De plano no cabía en aquella atmósfera pesada, se fastidió de buscarle la cara a Checo para conseguir una cuba y de la yerba ni hablar, habían cerrado el círculo gregario. Así que sin avisarle simplemente salió y fue recibido por una brisa de aire puro refrescante, adentro se sentía un poco ebrio y alumbrado, pero era psicológico, se persuadía –Cuatro cervezas y dos pasadas de yerba no podían ser suficientes para vencer su vigorosa resistencia.

Bajó solitario como a las dos de la mañana caminando con las manos metidas en los bolsillos por la Plazuela de la Alameda, el aire despejó su cerebro en la bajada. En la oscuridad  salieron unos perros bravos que le hicieron tomar distancia y agarró unas piedras que lanzó a los canes para espantarlos. Continuó por Carcamanes hasta llegar a la iglesia de San José, dobló a la izquierda hacia el Baratillo y encaminó el andar hacia la Pasadita en donde pidió tres burritos y una coca cola.
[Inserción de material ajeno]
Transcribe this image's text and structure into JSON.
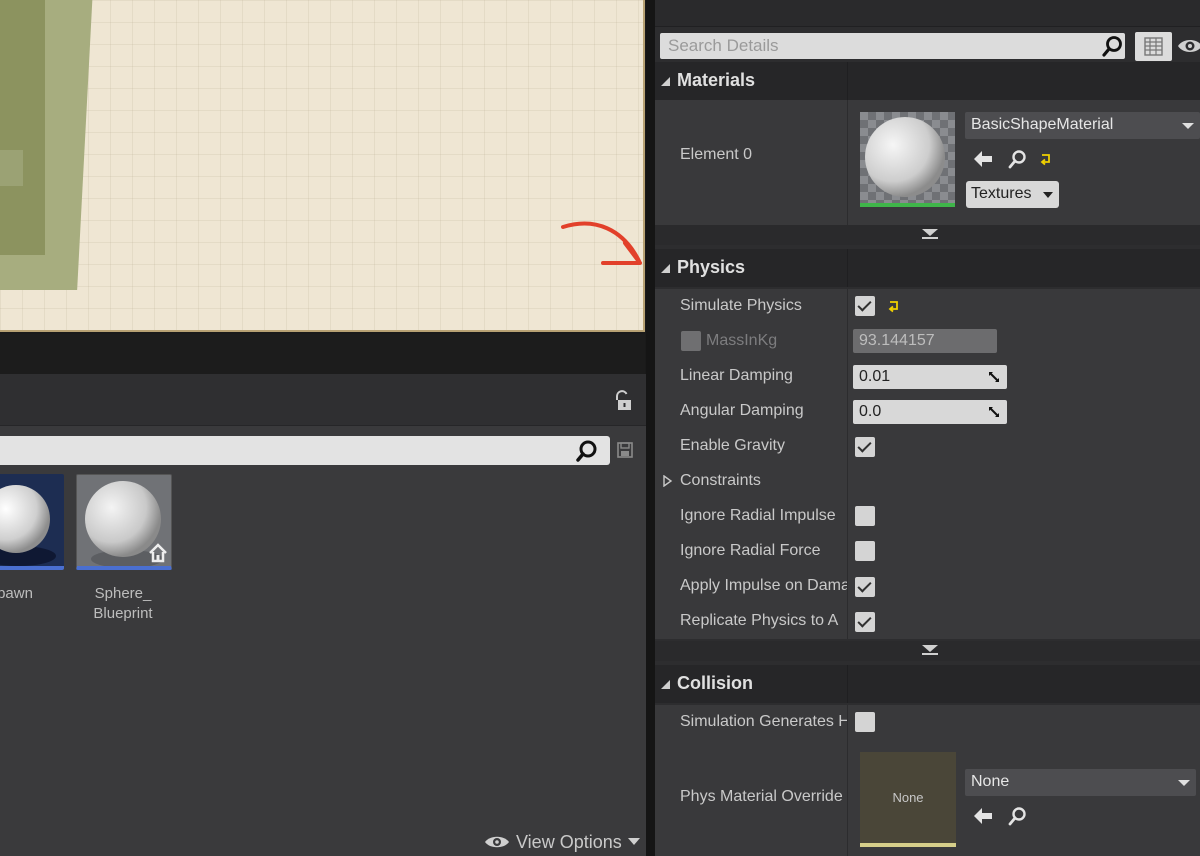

Saludó a unos amigos igualmente desvelados y al terminar de consumir con rapidez sus alimentos hostigado por el hambre, se dirigió a casa, se recostó en el borde de la cama y durmió profundamente sin quitarse la ropa ni los zapatos. Despertó tarde y con desesperación se percató de la hora, había perdido la clase de Química Orgánica de las siete. Presuroso se levantó y se duchó rápidamente, se vistió con ropa limpia y corrió a la clase de ocho. En el caminó encontró a Mario, taciturno por los problemas con Claudia en los últimos días y apenas cruzaron algunos comentarios.

Los amigos hubieran querido platicarse sus vivencias, pero no se atrevieron por la idea equivocada de mostrarse vulnerables. Nadie experimenta en cabeza ajena y si hay caídas hay que aprender a levantarse.